Adelanta el columnista que Kirchner está pensando en un mínimo cambio de gabinete. ¿Se refiere al reemplazo de Aníbal Fernández? También consigna que Alberto Fernández se reunió con Guillermo Nielsen, el secretario de Hacienda porteño a quien Jorge Telerman designó para pesar del Ejecutivo nacional. Al parecer, quedó superado el malestar. Finalmente, Van der Kooy informa que no se suspendieron las exportaciones de trigo de manera fulminante por un consejo de Felisa Miceli, quien se impuso al criterio de Guillermo Moreno.
VERBITSKY, HORACIO.
«Página/ 12».
De regreso del túnel del tiempo, adonde sigue peleando consigo mismo por hechos de hace más de tres décadas (tema de sus últimas notas), el columnista vuelve a la actualidadde la plaza del próximo jueves. Imaginareproducir en su nota los borradores del discurso que improvisará el Presidente; es imaginable que se los haya cedido Néstor Kirchner como material para su tarea, o también que el propio Verbitsky haya confeccionado ese borrador para uso del Presidente.
Lo más probable es que sea esto último si se repara en lo más útil de la nota, que son las recomendaciones que le hace al Presidente sobre el final del largo texto. Este se desangra reproduciendo los logros del gobierno Kirchner en los mismos términos que las gacetillas y solicitadas oficiales. Ese camino triunfal puede fracasar, termina diciendo Verbitsky, si el Presidente no cumple con un mínimo programa que sintetiza al final de su columna: no gobernar con los partidos tradicionales -algo que sí hace Kirchner en su provincia donde nunca ha abandonado la presidencia del PJ local-, capturar a los radicales a los que les gusta su gestión -algo obvio, ya que el peronismo del ciclo Duhalde-Kirchner en realidad aplica el programa de lo que fue la Alianza UCRFrepaso, incluso con muchos de los funcionarios de aquella gestión que no pudo cumplirlo-. Además le pide no escuche las críticas de los empresarios al programa del laboralista Héctor Recalde e identifica a la empresa que, según Kirchner -sin mencionarla en los reportajes de ayer- tenía ganancias de 33% y pedía aumento de precios (Coca-Cola). También le hace decir a Kirchner algo que ya expuso este diario: que el modelo de la concertación chilena no puede inspirar en nada a este gobierno.
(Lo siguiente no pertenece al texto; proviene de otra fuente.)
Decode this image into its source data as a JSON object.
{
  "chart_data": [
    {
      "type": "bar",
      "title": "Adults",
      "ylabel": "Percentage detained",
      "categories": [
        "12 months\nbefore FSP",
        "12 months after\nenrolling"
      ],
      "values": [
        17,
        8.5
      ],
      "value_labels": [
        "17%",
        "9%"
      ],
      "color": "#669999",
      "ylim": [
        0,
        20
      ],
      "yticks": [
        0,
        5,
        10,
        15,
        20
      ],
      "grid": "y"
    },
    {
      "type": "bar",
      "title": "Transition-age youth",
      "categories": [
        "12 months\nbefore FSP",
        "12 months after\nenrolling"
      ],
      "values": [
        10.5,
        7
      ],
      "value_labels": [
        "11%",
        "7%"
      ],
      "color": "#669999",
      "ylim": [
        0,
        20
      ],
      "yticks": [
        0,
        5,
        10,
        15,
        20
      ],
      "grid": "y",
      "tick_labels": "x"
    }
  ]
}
A la Sociedad Rural, directamente se la amenaza con una sorpresiva respuesta que le dará el gobierno «política, pero no sólo política» a sus quejas por la política agraria que, afirma, pretenden la «deslegitimación democrática» del gobierno. Equivale a llamar golpista a ese sector. Esta expresión es una marca en el orillo del oficialismo y va siempre de la mano de otra, que también reproduce Verbitsky, y que es la mención a las altas -aunque improbables- marcas de popularidad del Presidente. El remate es la mejor simplificación posible sobre la reaparición de Roberto Lavagna: según el columnista es el candidato de la oposición de derecha argentina, pero que sólo tendría virtualidad en una hipótesis de catástrofe que le pide al Presidente evite usando la plaza del 25 «como disuasivo». Casi un parte de inteligencia.